As mentioned earlier, I could configure a MongoDB cluster with Pulumi, but the initial setup took about 3 minutes, and there was an issue that M0 clusters cannot be updated. Therefore, the Pulumi infrastructure configuration was actually conducted mainly around AWS. Nevertheless, I could feel overwhelming convenience compared to CDK in managing secret values.
The most regrettable part of this project is that I left MongoDB’s IP restrictions open. To set IP restrictions, NAT Gateway and VPC connection are needed. However, since the cost would increase by about 100 times, I decided not to proceed with it in the current project. This is also a point to leave for future challenges if I use MongoDB again.
Among the internal logic, the duplicate feed checking logic was quite tricky. During the initial Discord channel registration, I gave the wrong lastSentTime value and experienced message spam. I resolved this by setting the transmission time and URL based on the latest post of that feed when registering a new feed. Another problem was that when a feed posted 2 or more items within one scheduling period, the same feeds would appear in the next scheduling.

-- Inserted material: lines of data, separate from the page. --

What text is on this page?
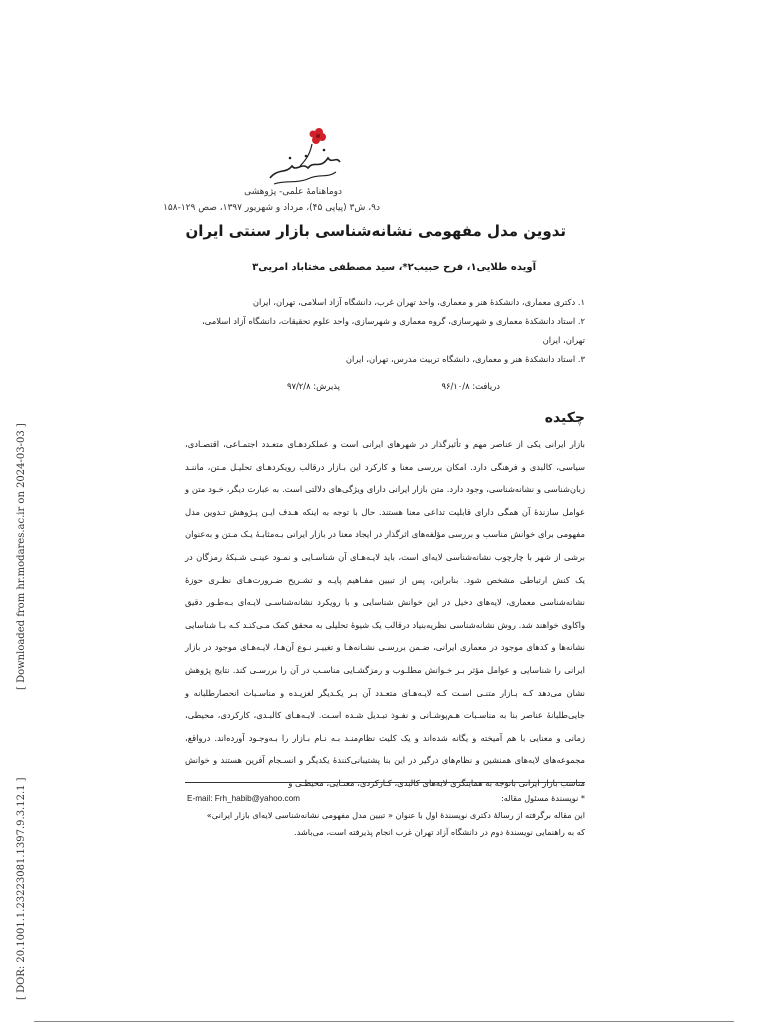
[ Downloaded from hr.modares.ac.ir on 2024-03-03 ]
[ DOR: 20.1001.1.23223081.1397.9.3.12.1 ]
دوماهنامهٔ علمی- پژوهشی
د۹، ش۳ (پیاپی ۴۵)، مرداد و شهریور ۱۳۹۷، صص ۱۲۹-۱۵۸
تدوین مدل مفهومی نشانه‌شناسی بازار سنتی ایران
آویده طلایی۱، فرح حبیب۲*، سید مصطفی مختاباد امریی۳
۱. دکتری معماری، دانشکدهٔ هنر و معماری، واحد تهران غرب، دانشگاه آزاد اسلامی، تهران، ایران
۲. استاد دانشکدهٔ معماری و شهرسازی، گروه معماری و شهرسازی، واحد علوم تحقیقات، دانشگاه آزاد اسلامی، تهران، ایران
۳. استاد دانشکدهٔ هنر و معماری، دانشگاه تربیت مدرس، تهران، ایران
دریافت: ۹۶/۱۰/۸
پذیرش: ۹۷/۲/۸
چکیده

بازار ایرانی یکی از عناصر مهم و تأثیرگذار در شهرهای ایرانی است و عملکردهـای متعـدد اجتمـاعی، اقتصـادی، سیاسی، کالبدی و فرهنگی دارد. امکان بررسی معنا و کارکرد این بـازار درقالب رویکردهـای تحلیـل مـتن، ماننـد زبان‌شناسی و نشانه‌شناسی، وجود دارد. متن بازار ایرانی دارای ویژگی‌های دلالتی است. به عبارت دیگر، خـود متن و عوامل سازندهٔ آن همگی دارای قابلیت تداعی معنا هستند. حال با توجه به اینکه هـدف ایـن پـژوهش تـدوین مدل مفهومی برای خوانش مناسب و بررسی مؤلفه‌های اثرگذار در ایجاد معنا در بازار ایرانی بـه‌مثابـهٔ یـک مـتن و به‌عنوان برشی از شهر با چارچوب نشانه‌شناسی لایه‌ای است، باید لایـه‌هـای آن شناسـایی و نمـود عینـی شـبکهٔ رمزگان در یک کنش ارتباطی مشخص شود. بنابراین، پس از تبیین مفـاهیم پایـه و تشـریح ضـرورت‌هـای نظـری حوزهٔ نشانه‌شناسی معماری، لایه‌های دخیل در این خوانش شناسایی و با رویکرد نشانه‌شناسـی لایـه‌ای بـه‌طـور دقیق واکاوی خواهند شد. روش نشانه‌شناسی نظریه‌بنیاد درقالب یک شیوهٔ تحلیلی به محقق کمک مـی‌کنـد کـه بـا شناسایی نشانه‌ها و کدهای موجود در معماری ایرانی، ضـمن بررسـی نشـانه‌هـا و تغییـر نـوع آن‌هـا، لایـه‌هـای موجود در بازار ایرانی را شناسایی و عوامل مؤثر بـر خـوانش مطلـوب و رمزگشـایی مناسـب در آن را بررسـی کند. نتایج پژوهش نشان می‌دهد کـه بـازار متنـی اسـت کـه لایـه‌هـای متعـدد آن بـر یکـدیگر لغزیـده و مناسـبات انحصارطلبانه و جایی‌طلبانهٔ عناصر بنا به مناسـبات هـم‌پوشـانی و نفـوذ تبـدیل شـده اسـت. لایـه‌هـای کالبـدی، کارکردی، محیطی، زمانی و معنایی با هم آمیخته و یگانه شده‌اند و یک کلیت نظام‌منـد بـه نـام بـازار را بـه‌وجـود آورده‌اند. درواقع، مجموعه‌های لایه‌های همنشین و نظام‌های درگیر در این بنا پشتیبانی‌کنندهٔ یکدیگر و انسـجام‌ آفرین هستند و خوانش

* نویسندهٔ مسئول مقاله:
E-mail: Frh_habib@yahoo.com
این مقاله برگرفته از رسالهٔ دکتری نویسندهٔ اول با عنوان « تبیین مدل مفهومی نشانه‌شناسی لایه‌ای بازار ایرانی»
که به راهنمایی نویسندهٔ دوم در دانشگاه آزاد تهران غرب انجام پذیرفته است، می‌باشد.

This seemed to be because RSS files like rss.xml are displayed in reverse chronological order, passing through the time and URL-based duplicate check logic. So I added a flag value and modified it to update the last sent post information for the first item.
What I Learned
First, it felt rewarding as it’s my first output created with an AI Agent. I should continue to actively utilize AI tools to maximize output going forward.
I also keenly felt that design capabilities are becoming more important than code writing capabilities thanks to AI. Seeing how I kept getting stuck on the design part even when making such a simple project, I realized that I lacked a lot of design experience.
So now I need to create a substantial side project in earnest. While I’d like to do a few more practice games like this one, I’ve become eager to hurry up and create my own side project with my name on it, something I’ve been dreaming about for a long time.
And let’s make sure to write a blog post at least once a month.